Now I'm kinda sad I gave away my TV. I think I'm going to have to find me a Beauty and the Geek buddy, at least as long as Niky's on the show.

Tuesday, September 11, 2007

Message in a bottle

Yeah, I know, it's September 11th. I should blog about something deeply, profoundly patriotic, or at least spiritual, since this is not only the 6th anniversary of the fall of the twin towers, but also the 150th anniversary of the Mountain Meadows Massacre. I should, but I'm not going to.

Instead, I'm going to comment on iWNEX studios services. If you want to see a sample of what they do, look at their portfolio of re-touched celebrity photos.

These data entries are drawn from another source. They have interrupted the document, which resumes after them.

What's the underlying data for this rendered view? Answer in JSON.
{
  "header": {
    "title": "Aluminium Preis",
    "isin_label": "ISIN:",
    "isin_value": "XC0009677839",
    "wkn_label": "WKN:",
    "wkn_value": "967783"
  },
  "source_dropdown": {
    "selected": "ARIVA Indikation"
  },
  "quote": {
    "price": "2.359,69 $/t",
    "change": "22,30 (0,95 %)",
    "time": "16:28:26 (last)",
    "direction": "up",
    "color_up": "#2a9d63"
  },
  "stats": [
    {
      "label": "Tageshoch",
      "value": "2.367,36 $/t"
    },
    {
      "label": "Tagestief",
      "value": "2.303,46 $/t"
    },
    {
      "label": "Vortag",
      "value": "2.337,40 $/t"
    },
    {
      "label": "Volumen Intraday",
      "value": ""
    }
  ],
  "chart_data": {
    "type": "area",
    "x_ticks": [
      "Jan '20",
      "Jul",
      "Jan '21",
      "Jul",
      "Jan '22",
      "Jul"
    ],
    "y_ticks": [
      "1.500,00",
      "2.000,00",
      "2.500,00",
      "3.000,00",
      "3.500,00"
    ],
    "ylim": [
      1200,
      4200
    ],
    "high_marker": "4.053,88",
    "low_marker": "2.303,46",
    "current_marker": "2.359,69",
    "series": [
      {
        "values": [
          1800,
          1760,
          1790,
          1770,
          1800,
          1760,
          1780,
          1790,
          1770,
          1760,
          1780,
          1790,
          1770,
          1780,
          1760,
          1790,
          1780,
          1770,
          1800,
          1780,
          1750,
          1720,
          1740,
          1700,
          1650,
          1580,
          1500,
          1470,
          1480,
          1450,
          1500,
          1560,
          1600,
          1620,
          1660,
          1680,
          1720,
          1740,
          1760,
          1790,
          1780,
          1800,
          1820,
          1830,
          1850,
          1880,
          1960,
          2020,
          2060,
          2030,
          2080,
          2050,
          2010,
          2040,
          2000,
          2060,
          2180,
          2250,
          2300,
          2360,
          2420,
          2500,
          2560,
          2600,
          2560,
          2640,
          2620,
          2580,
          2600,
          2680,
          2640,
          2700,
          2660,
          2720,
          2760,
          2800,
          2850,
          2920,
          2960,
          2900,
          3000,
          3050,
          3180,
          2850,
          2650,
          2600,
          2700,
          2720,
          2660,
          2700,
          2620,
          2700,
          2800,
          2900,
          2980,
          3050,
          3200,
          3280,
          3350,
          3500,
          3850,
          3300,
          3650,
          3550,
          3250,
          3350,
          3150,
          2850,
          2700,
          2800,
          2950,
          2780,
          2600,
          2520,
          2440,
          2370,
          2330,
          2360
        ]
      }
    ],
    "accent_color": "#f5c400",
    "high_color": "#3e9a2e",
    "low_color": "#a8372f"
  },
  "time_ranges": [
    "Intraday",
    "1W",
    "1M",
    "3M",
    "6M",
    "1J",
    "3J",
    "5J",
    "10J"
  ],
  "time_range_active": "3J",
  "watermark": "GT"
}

I'm not surprised that celebrity pictures are frequently heavily re-touched before being printed in magazines and such (it's expected, in fact), but the extent to which faces and bodies are manipulated is impressive. Eva Longoria (a rather tiny woman in real life) is made skinnier, as is Kelly Clarkson, and just about every other female celebrity pictured. Ever wonder why celebrities often bear only a passing resemblance to themselves on the cover of Cosmo or Vogue? Well, this is probably why.

I wonder at the utility of creating these idealized images for we women to compare ourselves to and chase after. I realize there are whole industries built up around the pursuit of physical perfection (photo re-touching being only one of many), and I realize our physical appearance plays into social hierarchies, but still, how useful is pursuit of an unobtainable ideal? How useful is it that we spend so many resources and so much energy in trying to become something that nobody could actually be?

Monday, September 10, 2007

World falls

Definitely a get a clue kind of moment. I'm not sure why it is, when so many adult actors and actresses lead such obviously divergent lifestyles from the characters they portray, that we expect child actors and actresses to be the pure, idealized, perfect children the Disney channel makes them pretend to be on TV. Really, what child is perfect, pure, and ideal? And why is it such a shock when an actor is different from the character they play? Really.